Speaking of waking in the middle of the night, I have been so exhausted lately, partially because of my vivid dreams. Last night I dreamt of a pretty blonde woman, but she had a terrible secret for she was a monster with silver, gloomy eyes. She wanted to tell her son about what she was. Strange? Well Vincent woke this morning, telling me he had a dream we had a boy. When I asked if he was cute, Vincent told me that he was; he had brownish blonde hair but that’s about all he could recall.
I think Vincent really wants a boy, but I still think we are having a girl! Yet, we finally managed to pick out names for either, which we are both satisfied with (well, I didn’t get my way completely with the girl’s name, but I did get the name I wanted for the boy). I hesitate when people ask me names. When I first told my mom about Alicia, she said, “I don’t like it. Sounds too much like Tanicia.” Tanicia, being a girl she didn’t care for, not one tiny bit, stuck in her mind well enough to ruin Alicia’s name at first mention!

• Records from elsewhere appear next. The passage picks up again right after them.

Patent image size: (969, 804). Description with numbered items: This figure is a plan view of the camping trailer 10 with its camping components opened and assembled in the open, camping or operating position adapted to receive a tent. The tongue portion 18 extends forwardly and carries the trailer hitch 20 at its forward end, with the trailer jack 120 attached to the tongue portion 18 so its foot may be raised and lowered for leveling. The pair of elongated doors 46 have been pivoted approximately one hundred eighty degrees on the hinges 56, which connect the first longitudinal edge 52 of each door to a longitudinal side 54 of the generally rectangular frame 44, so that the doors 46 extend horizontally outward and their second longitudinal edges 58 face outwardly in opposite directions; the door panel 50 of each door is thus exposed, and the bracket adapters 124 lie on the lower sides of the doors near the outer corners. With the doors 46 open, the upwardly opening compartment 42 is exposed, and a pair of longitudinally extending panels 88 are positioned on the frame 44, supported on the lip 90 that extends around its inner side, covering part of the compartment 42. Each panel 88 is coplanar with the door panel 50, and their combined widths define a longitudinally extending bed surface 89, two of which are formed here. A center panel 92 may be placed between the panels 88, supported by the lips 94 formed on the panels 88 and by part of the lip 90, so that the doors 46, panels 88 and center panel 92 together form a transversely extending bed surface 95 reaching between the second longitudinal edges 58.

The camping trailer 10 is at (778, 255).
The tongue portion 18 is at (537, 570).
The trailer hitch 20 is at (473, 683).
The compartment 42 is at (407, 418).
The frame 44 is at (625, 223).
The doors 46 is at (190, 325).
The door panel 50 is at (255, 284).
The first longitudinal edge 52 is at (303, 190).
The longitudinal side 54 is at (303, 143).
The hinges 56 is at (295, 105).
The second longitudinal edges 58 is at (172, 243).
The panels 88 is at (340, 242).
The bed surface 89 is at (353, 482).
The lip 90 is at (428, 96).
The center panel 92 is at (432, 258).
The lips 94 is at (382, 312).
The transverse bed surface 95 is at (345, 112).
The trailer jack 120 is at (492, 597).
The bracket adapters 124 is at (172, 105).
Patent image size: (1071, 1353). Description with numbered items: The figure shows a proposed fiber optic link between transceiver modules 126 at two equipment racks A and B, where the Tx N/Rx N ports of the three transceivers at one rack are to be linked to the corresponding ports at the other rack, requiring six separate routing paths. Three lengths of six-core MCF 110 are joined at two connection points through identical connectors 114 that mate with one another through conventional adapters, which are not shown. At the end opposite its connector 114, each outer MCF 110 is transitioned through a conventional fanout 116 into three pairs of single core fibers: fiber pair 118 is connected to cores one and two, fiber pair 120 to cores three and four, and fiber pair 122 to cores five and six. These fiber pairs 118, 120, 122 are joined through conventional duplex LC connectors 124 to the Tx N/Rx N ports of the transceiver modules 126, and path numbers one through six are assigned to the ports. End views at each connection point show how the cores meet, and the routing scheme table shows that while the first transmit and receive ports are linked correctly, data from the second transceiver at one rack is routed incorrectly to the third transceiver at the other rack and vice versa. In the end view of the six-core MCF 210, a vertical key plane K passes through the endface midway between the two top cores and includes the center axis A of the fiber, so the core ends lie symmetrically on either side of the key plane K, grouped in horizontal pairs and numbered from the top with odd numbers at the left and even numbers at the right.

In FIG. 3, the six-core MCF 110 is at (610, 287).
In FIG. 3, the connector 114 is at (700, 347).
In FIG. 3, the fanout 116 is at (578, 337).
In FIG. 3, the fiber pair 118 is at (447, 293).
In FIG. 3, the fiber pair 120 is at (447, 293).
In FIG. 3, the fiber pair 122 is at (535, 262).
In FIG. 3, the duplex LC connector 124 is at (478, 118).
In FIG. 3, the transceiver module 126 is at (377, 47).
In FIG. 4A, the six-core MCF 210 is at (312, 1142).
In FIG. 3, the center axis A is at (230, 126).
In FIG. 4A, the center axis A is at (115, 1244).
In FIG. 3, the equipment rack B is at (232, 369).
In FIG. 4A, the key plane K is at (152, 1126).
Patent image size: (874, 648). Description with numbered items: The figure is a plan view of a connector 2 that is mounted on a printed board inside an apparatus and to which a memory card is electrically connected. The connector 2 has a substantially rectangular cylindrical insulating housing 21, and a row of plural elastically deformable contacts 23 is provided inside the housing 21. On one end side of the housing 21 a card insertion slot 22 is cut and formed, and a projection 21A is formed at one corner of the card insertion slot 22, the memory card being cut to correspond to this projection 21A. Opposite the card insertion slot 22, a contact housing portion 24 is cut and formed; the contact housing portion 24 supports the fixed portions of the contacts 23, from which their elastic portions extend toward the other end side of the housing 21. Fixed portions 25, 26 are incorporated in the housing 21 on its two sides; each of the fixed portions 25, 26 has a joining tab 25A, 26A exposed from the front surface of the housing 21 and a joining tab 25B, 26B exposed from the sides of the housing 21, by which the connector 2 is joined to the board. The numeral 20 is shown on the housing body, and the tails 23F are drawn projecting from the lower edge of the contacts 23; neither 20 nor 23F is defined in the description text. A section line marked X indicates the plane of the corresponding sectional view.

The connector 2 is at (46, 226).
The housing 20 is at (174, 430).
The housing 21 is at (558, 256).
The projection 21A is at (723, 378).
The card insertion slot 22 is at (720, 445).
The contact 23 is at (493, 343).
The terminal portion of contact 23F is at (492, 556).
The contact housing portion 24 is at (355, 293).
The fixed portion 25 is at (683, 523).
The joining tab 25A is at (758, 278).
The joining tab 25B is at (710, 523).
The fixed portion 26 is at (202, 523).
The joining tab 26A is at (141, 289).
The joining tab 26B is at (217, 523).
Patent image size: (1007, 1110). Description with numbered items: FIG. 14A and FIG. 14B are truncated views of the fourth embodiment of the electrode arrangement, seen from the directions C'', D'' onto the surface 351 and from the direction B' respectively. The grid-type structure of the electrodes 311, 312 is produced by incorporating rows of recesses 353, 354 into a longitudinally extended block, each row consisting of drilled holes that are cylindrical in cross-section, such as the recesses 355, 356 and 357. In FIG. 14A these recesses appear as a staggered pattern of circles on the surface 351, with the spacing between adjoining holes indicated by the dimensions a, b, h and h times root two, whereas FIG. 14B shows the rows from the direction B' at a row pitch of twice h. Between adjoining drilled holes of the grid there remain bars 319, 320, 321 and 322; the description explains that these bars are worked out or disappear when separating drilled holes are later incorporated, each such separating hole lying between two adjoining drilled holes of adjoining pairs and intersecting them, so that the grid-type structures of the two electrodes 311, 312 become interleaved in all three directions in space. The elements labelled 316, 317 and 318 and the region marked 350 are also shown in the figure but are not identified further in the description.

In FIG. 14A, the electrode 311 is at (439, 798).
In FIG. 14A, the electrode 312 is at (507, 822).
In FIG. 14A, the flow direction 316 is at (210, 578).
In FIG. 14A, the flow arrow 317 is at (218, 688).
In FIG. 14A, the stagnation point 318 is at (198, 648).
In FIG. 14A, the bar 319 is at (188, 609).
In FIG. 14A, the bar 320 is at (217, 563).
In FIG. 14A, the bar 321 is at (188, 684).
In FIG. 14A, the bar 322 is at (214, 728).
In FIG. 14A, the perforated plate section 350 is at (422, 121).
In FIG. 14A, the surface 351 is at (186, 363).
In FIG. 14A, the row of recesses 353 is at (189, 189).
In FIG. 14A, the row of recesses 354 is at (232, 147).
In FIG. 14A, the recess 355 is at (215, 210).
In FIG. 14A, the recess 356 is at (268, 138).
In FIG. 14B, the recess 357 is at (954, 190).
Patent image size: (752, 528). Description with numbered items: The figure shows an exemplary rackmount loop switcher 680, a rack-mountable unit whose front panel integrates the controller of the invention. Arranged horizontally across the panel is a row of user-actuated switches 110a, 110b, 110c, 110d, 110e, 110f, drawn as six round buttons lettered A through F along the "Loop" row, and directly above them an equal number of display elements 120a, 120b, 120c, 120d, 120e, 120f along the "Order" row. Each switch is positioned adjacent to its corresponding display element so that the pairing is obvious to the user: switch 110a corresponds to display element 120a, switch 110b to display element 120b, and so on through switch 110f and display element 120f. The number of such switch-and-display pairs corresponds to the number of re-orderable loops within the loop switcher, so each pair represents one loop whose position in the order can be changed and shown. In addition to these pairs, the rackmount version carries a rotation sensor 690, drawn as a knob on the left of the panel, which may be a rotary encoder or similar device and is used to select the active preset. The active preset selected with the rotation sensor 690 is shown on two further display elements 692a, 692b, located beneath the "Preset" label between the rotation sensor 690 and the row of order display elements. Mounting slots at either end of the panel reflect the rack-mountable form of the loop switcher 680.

Since then, I’ve been wary of telling people. I liked Alicia (well, I prefer Alice). It was listed as being Old German in origin, the meaning being, “noble, exalted,” and is  a form of Alice anyway. So, I have to say in the end, I agree with some women who prefer to keep the name a secret. Seems like once the name is chosen, no one minds and all are accepting. But before hand, it’s as though your friends and family are very liberal with their opinions, as if they are trying to save your child from some devastating fate! Of course, I’m being a bit dramatic, but I see why some people chose to keep it quiet.
Yet, being that I already began telling people the names, I stand by it. I’m happy to announce if it is a boy, we agreed on Cesar. I would have liked the spelling Ceasar, but no matter. I realized it the other day, as I was watching the history channel about Cleopatra. It’s such a noble name, and Vincent likes the name (variation Cesar), so that makes me happy.  The truth is, no matter what, at some point in time or another, my child is probably going to wish she/he had a different name. I do all the time! After all, a name is something like your face. We grow up seeing the same face in the mirror all the time, and we lose appreciation for it, wishing we had a smaller nose or prettier lips. So it’s natural that at some point or another, we’re going to wish for another name, especially if you were cursed like me! In retrospect, my name is not all that awful. It’s the movies featuring Amanda that typically offend me, although there have been a few nice ones (all featuring Amanda as a ‘cute’ sweetheart). Yet I’m ranting again. I stand by our names and if someone doesn’t like them they can kiss it!
However, the middle names are in need of some attention. Vincent favors Siouxsie for a female. I understand he really likes the spelling, but I have never much cared for that name. It sounds so… baby like, and doesn’t seem very complimentary for Alicia. The spelling may be fascinating, but people are not always spelling your name, it's the sound it produces as it emerges from the lips that counts. The boy’s middle name hasn’t had much consideration. The truth is, in my family we follow tradition, in which the middle name is the name of the mother (or in my case, Jean was my grandmother’s name) for females, and the same with males. My brother carries my dad’s first name as his middle name. So that’s what I’ve always come to expect. I don’t view a middle name as something to make up, but rather as a tribute to mother and father.
Well.. I have until the 21st to think about both names, and then we should know for certain if it’s a boy or girl! So there’s still time to think about it, but once I have an itch, I want to scratch it right away!


Above: Random photo of Beowulf, my cat! I helped to name Vince's cat, Draco as well. I wonder if cats ever want to change their name? Or if they secretly laugh at our attempts to "label" them.